Juice boxes, frosted cereals, fruit roll-ups, popsicles, puddings, and more: if you grew up in America in the past half-century or so, chances are you have a healthy appreciation for sugar.

Is your throat closing up yet? MINE IS.

We've all heard the bad news about our modern addiction to sugar — and if you're a parent, you've heard it ten times over, complete with warnings about seemingly-innocent tooth-rotting sugar bombs (Raisins? Really?!). Try to serve soda at a kid's birthday party in some areas of the country, and you'll likely be chased out with (stevia-infused) pitchforks.
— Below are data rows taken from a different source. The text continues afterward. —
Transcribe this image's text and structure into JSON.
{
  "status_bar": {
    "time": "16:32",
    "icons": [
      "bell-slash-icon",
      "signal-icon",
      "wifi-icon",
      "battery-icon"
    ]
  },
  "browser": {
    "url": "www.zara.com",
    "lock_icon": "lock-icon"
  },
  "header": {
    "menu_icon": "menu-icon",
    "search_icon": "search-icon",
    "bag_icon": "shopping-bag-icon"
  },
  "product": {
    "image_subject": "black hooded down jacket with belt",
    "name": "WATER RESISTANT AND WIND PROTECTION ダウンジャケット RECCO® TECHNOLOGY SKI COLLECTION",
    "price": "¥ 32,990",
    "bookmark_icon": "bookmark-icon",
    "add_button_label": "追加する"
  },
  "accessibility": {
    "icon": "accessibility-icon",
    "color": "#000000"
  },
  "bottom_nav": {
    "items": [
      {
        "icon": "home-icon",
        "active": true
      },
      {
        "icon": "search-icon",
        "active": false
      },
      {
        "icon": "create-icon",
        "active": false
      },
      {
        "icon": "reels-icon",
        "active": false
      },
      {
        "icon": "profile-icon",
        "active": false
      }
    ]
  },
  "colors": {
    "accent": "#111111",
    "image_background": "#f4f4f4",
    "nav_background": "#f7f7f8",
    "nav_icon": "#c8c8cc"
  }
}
But is the panic over sugar justified? Unfortunately, it seems to be. With the uproar over high-fructose corn syrup and the presence of sugar in everything from pasta sauce to canned vegetables, we seem to be conditioning our bodies to want (and need) sugar, and–as documentary filmmaker Damon Gameau shows us–the problem isn't just an American one. In his new release, That Sugar Film, Damon examines the effects of a sugary diet on societies across the globe (the epidemic of "Mountain Dew Mouth" in Appalachian communities is particularly sobering), and volunteers his own body up for experimentation. In a Super Size Me-esque stunt, Gameau eats a diet comprised only of "healthy" foods low in fat but bursting with sugar. This new diet includes the equivalent of 40 spoonfuls of sugar per day, which is apparently what the average Australian ingests on the daily. Although his calorie intake doesn't increase from his pre-sugar-bomb diet days, he gains weight and bloat, as well as anxiety, mood swings, and periods of lethargy. A pretty hefty price to pay for sweetness. 

With some impressive cameos from Stephen Fry and fellow Aussie Hugh Jackman, Gameau's splashy documentary might not appeal to you if you don't care for the filmmaker himself (his presence is pretty much unavoidable), but the message is an important one for the wellness–and dental health–of us all.

That Sugar Film is currently screening in limited release across the UK, and will premiere in the US later this month. In its home country of Australia, it has nabbed the honor of highest-grossing domestically produced documentary film. Pretty sweet.